Review of Jeff Smith's Bone
One of the greats, still worth your time

Someone gave me a copy of the collected Bone, and presuming it was a favored but much-too-cumbersome volume to fit in the strict 2 carloads-of-stuff she's limited to moving, I read it—albeit, with a bunch of skipping around to get the basic idea, then going back to fill in all the details. I find myself reading that way more and more often, especially comic books, which is weird, given that I have more time to enjoy books, not less.

This thing won a fistful of awards, and plenty of folks have noted the sharp observations on group think and mob rule. The story is surprisingly structured for such a long run—twelve or fourteen years—and I particularly liked the way long absent characters, introduced way back when, pop in, obligingly driving the plot forward. Excepting the Roque Ja chapters, the various plotlines following the three Bone cousins, Foney, Smiley, and Fone and Fone Bone's love interest, Thorn, and her redoubtable grandmother, Rose, and Rose's long-time friend, Lucius, twine and interact. The humorous quiche-loving rat-thing and his venial partner, the dragon and Flik the ...insect, plus the possums (and their raccoon pal) all lend considerable joy to the narrative.

Unlike Dave Sim's Cerebus, the book never becomes actively misogynist; it just is burdened with the usual ‘beautiful brave princess falling in love with a schlub’ —literally, a cartoon character rendered as a rubber man, without hair, joints or much of anything else, excepting a huge schnoz and expressive, wandering eyebrows.[1] And most of the active characters being male (though kudos for the cow-racing grandmother). Oh, and few to no PoC, certainly not in memorable roles. But the plot is engaging, and the characters, for the most part, sympathetic.
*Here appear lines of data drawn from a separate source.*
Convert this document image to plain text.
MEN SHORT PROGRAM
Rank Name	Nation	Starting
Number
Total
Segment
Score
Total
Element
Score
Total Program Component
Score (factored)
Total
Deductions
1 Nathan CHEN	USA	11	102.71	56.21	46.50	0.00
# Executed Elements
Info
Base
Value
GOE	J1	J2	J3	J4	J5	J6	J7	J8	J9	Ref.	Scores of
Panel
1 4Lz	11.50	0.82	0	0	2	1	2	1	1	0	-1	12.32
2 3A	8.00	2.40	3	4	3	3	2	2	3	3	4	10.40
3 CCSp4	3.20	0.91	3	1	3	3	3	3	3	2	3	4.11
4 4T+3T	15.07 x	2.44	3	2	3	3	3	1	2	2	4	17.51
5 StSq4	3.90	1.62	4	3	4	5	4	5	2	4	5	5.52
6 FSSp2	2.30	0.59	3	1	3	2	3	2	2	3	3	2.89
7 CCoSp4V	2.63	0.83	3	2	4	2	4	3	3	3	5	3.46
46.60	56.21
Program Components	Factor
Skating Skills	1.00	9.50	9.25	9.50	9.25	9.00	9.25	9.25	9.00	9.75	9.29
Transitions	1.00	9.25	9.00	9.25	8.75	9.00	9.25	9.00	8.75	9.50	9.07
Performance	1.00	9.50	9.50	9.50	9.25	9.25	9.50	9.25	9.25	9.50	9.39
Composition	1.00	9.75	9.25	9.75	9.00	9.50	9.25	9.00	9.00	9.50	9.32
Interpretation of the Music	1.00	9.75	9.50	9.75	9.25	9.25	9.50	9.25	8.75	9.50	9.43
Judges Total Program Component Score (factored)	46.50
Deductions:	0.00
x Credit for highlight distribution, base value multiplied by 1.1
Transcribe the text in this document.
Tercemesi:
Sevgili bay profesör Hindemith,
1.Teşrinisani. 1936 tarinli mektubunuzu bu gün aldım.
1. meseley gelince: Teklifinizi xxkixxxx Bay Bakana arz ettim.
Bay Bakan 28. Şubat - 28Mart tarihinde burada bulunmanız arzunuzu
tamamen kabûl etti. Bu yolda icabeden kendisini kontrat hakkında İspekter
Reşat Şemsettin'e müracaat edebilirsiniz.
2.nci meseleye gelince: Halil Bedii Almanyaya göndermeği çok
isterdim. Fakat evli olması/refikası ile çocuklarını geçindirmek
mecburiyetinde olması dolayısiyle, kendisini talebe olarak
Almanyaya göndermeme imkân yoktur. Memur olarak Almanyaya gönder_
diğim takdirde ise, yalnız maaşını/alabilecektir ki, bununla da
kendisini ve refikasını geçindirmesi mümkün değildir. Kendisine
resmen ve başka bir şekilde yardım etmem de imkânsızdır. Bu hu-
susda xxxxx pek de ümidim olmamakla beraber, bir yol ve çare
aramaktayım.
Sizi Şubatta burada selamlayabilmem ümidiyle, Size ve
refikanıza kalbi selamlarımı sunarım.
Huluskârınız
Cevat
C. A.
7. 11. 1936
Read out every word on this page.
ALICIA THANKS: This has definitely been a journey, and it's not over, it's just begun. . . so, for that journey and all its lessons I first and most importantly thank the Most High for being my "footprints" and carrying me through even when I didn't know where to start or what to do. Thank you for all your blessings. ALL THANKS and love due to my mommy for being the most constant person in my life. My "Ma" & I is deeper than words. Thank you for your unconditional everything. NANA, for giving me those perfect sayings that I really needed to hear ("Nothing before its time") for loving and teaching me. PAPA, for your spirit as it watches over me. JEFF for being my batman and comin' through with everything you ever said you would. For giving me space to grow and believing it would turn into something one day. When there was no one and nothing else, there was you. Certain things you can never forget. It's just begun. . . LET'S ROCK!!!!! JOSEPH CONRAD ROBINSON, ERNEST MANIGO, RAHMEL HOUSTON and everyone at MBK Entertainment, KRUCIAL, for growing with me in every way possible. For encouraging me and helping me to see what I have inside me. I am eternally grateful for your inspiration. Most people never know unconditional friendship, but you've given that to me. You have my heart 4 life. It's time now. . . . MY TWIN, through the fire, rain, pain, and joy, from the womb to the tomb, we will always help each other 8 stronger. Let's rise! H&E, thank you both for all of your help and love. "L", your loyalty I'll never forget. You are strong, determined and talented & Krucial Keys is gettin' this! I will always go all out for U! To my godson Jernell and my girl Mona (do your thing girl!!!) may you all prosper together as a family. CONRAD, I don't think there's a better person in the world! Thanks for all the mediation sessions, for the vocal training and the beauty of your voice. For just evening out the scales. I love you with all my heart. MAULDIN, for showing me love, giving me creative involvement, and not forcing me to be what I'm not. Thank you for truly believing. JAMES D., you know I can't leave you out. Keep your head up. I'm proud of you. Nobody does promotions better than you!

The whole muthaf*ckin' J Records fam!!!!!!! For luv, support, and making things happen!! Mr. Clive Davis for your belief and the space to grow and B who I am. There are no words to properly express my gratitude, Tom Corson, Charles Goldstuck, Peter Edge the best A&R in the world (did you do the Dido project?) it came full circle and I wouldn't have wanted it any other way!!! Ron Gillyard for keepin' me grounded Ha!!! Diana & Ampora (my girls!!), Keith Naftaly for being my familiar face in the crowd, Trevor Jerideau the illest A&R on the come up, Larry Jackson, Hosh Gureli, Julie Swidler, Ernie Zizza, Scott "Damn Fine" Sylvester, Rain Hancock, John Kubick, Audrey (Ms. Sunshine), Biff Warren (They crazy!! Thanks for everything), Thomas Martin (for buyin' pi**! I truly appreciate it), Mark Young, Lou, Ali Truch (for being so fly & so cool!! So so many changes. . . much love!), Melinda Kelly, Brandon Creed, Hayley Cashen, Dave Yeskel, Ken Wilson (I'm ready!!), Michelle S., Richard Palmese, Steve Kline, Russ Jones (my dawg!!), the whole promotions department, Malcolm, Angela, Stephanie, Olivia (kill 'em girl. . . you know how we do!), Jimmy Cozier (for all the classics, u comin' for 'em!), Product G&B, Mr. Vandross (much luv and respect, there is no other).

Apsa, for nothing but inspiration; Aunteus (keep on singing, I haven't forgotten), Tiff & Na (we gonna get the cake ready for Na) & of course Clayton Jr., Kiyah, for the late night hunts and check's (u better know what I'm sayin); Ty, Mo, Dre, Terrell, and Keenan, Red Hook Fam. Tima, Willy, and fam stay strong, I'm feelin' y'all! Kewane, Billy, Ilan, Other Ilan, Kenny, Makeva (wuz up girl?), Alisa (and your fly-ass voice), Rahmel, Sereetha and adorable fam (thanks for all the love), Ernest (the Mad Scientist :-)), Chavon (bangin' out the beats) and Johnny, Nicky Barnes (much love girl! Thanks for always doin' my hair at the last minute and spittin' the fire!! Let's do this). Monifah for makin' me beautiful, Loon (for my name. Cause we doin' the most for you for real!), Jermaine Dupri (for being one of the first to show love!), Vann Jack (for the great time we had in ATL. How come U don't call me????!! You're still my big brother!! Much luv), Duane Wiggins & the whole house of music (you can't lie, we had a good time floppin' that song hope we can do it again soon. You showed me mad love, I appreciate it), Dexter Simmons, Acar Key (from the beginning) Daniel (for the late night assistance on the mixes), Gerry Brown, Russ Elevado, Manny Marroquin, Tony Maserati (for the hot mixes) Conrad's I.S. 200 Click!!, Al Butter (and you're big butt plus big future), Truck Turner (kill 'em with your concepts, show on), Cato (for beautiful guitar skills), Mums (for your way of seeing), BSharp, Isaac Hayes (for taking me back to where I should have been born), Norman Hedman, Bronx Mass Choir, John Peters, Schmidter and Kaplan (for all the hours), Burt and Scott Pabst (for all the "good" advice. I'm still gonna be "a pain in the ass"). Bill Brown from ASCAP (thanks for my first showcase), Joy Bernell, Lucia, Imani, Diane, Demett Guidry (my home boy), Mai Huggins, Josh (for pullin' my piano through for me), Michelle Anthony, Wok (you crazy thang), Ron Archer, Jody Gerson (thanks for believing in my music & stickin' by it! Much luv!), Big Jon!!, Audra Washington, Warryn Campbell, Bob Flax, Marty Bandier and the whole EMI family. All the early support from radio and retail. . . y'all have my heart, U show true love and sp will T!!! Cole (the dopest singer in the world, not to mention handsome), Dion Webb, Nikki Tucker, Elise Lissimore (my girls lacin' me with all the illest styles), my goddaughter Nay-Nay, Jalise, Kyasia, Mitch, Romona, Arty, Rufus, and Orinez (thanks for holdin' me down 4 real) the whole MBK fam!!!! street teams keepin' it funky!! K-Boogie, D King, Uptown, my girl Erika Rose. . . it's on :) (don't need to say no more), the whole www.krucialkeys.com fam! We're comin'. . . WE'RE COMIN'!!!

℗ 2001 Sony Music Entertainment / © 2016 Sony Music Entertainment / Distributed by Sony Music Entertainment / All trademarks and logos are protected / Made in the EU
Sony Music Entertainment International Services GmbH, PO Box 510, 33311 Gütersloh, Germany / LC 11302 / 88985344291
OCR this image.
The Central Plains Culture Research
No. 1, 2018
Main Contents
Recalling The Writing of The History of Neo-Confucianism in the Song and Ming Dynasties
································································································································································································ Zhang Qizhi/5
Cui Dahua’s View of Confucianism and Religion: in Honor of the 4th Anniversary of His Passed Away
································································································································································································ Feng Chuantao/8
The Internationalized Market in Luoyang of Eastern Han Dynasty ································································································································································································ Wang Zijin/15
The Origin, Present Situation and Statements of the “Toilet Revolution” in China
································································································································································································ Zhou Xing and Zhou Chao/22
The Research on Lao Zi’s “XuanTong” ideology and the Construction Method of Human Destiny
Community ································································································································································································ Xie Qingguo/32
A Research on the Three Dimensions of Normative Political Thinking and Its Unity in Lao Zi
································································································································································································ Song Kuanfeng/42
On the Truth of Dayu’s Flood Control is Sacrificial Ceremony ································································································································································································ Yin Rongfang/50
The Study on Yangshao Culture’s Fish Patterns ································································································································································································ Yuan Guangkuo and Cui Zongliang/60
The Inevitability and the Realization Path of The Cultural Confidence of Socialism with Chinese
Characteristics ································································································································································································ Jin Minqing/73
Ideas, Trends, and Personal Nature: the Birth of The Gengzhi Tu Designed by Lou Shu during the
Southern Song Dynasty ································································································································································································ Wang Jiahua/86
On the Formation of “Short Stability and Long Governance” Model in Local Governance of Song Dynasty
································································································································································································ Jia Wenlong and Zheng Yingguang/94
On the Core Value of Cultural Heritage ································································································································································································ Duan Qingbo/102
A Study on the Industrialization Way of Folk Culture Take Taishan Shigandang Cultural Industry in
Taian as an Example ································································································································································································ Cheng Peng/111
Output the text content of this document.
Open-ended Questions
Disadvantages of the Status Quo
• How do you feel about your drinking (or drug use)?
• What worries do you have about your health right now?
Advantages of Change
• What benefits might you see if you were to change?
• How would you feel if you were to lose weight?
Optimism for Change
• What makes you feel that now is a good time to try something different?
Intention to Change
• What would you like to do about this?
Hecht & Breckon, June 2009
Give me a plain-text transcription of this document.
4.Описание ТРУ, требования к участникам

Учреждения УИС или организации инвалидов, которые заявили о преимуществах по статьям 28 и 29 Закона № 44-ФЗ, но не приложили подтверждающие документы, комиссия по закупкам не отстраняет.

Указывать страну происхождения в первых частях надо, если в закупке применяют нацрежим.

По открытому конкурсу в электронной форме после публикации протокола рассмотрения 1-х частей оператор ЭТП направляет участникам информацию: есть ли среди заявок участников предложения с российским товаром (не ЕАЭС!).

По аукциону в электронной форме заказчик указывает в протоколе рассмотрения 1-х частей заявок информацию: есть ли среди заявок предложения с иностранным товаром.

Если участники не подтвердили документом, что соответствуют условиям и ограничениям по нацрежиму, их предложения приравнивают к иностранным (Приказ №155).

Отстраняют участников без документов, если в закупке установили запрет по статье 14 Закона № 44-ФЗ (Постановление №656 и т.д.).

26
I liked, too, that the goodness and kindness of the Bones is not merely limited to Fone, the romantic one; goofy Smiley is the one whose heart is wrung by the rat creatures, and Foney, for all his fraudulent money making schemes, is also the practical one who more than once saves the day. You kind of get the sense that this triumvirate is a depiction of three aspects of one character.

It's nicely done, and worth picking up.

[1]I don't mind the schlub achieving the love of a beautiful princess. I mind that the princess isn't a rubber schlub to match; that is, that women are the sex class. One wonders, without this particular genre stereotype, whether the creator would've spent so much effort adjusting the ‘realism’ of the various actors, which ranges from quite representational—the princess—to somewhat stylized—her grandparents, the possums, to very stylized—the bones. This technique, it seems to me, has enormous potential (Scott McCloud talks about cartoony characters in very realistically drawn landscapes in European comic, frex) but in this book I think it was mostly used to cope with the pretty princess expectation while still retaining the Bones’ expressiveness, rather than to drive the story forward in a creative way. Though perhaps you could argue it secondarily does sort the character types...certainly geographically, as the Bones are obviously aliens.